Danilo Hetmantsev presented uncomfortable statistics: as of December 1, 2025, the Diia.City registry had 3,159 active residents. Over four months, their number increased by 949, but the head of the Verkhovna Rada's Finance Committee noted the main issue — the regime has not captured even half of the IT industry. The rest of the market continues "fragmentation through individual entrepreneurs (FOP)".
What's wrong with the numbers
Over 11 months of 2025, residents paid 27.7 billion hryvnias to the budget — a substantial sum. But in parallel, the share of those who chose capital gains tax (PnVK — 9% instead of the standard 18%) decreased by 13 percentage points and fell to 33.7%. This means that even those who entered the regime increasingly often choose the general corporate income tax within it — rather than the model that the regime promoted as its key advantage.
"Unfortunately, despite unique conditions, the regime has not absorbed even half of the industry, which continues to use fragmentation schemes through FOPs".
Danilo Hetmantsev, Telegram channel
The Cabinet of Ministers twice expanded the list of permitted activities, allowing not only IT companies but also related businesses into Diia.City. Despite this — the result is lower than expected.

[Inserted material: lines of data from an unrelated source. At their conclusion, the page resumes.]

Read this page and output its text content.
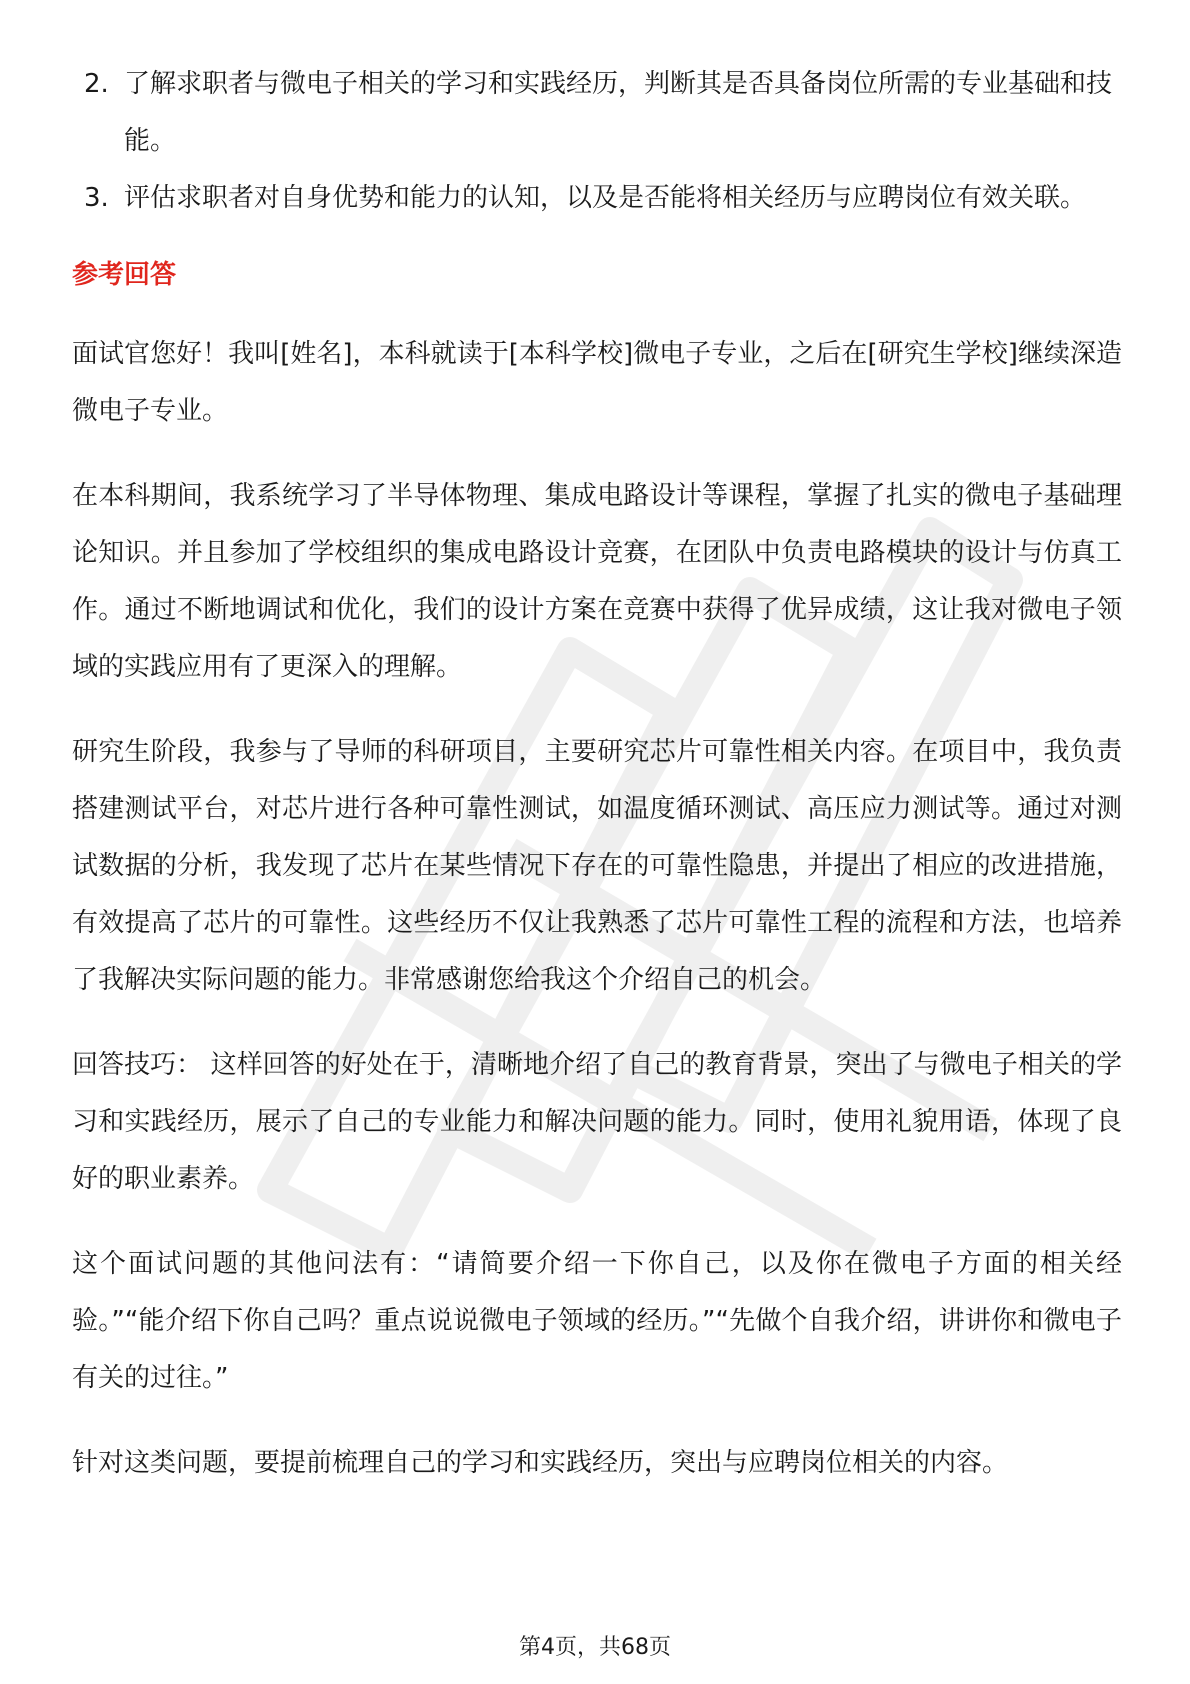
2. 了解求职者与微电子相关的学习和实践经历，判断其是否具备岗位所需的专业基础和技能。
3. 评估求职者对自身优势和能力的认知，以及是否能将相关经历与应聘岗位有效关联。
参考回答

面试官您好！我叫[姓名]，本科就读于[本科学校]微电子专业，之后在[研究生学校]继续深造微电子专业。

在本科期间，我系统学习了半导体物理、集成电路设计等课程，掌握了扎实的微电子基础理论知识。并且参加了学校组织的集成电路设计竞赛，在团队中负责电路模块的设计与仿真工作。通过不断地调试和优化，我们的设计方案在竞赛中获得了优异成绩，这让我对微电子领域的实践应用有了更深入的理解。

研究生阶段，我参与了导师的科研项目，主要研究芯片可靠性相关内容。在项目中，我负责搭建测试平台，对芯片进行各种可靠性测试，如温度循环测试、高压应力测试等。通过对测试数据的分析，我发现了芯片在某些情况下存在的可靠性隐患，并提出了相应的改进措施，有效提高了芯片的可靠性。这些经历不仅让我熟悉了芯片可靠性工程的流程和方法，也培养了我解决实际问题的能力。非常感谢您给我这个介绍自己的机会。

回答技巧： 这样回答的好处在于，清晰地介绍了自己的教育背景，突出了与微电子相关的学习和实践经历，展示了自己的专业能力和解决问题的能力。同时，使用礼貌用语，体现了良好的职业素养。

这个面试问题的其他问法有：“请简要介绍一下你自己，以及你在微电子方面的相关经验。”“能介绍下你自己吗？重点说说微电子领域的经历。”“先做个自我介绍，讲讲你和微电子有关的过往。”

针对这类问题，要提前梳理自己的学习和实践经历，突出与应聘岗位相关的内容。

第4页，共68页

The logic of a deal that one side is not fulfilling
Hetmantsev frames this as unfulfilled obligations. Diia.City was from the start built as an exchange: the state provides a preferential regime — the industry legalizes itself and pays white wages. The regime even included a mechanism for abandoning FOPs: residents with income exceeding 40 million hryvnias who chose PnVK were to spend no more than 20% of total expenses on FOPs from 2025 onwards. Some companies — including EPAM and SoftServe — actually transferred people to gig contracts. Most of the market did not do this.
What Hetmantsev calls "evasion," the IT community interprets differently: FOP is not a scheme but a convenient form for distributed teams with foreign clients, especially during wartime. Hetmantsev himself acknowledges: export-oriented companies do not pay VAT — but the problem, according to his logic, is that they don't enter the registry at all.
What could change
In an interview with Speka, Hetmantsev warned of a possible review of the regime's conditions. Earlier, he spoke more directly: Diia.City could become a permanent tax regime — but only if the industry abandons FOP practices. In other words, the choice, according to his logic, is this: either IT changes its model itself, or the state changes the rules.
The national revenue strategy through 2030 has already recorded doubts about the appropriateness of Diia.City — and although cancellation is not planned in the near term, the very fact of such formulations appearing in a strategic document is a signal.
In parallel, Hetmantsev proposed creating Defence City — an analogous regime for defense companies. If this idea is implemented and Diia.City remains "half-empty," the state will have a precedent: a preferential regime can be built for a specific industry — and reviewed if the industry fails to meet the conditions.
If the IT market continues to increase the number of residents at the same rate (plus ~950 in four months), the registry could reach 5–6 thousand companies by the end of 2026 — but the question is not about quantity: will the industry agree to abandon the FOP model permanently, while the state has not raised the stakes for those who remain outside the regime?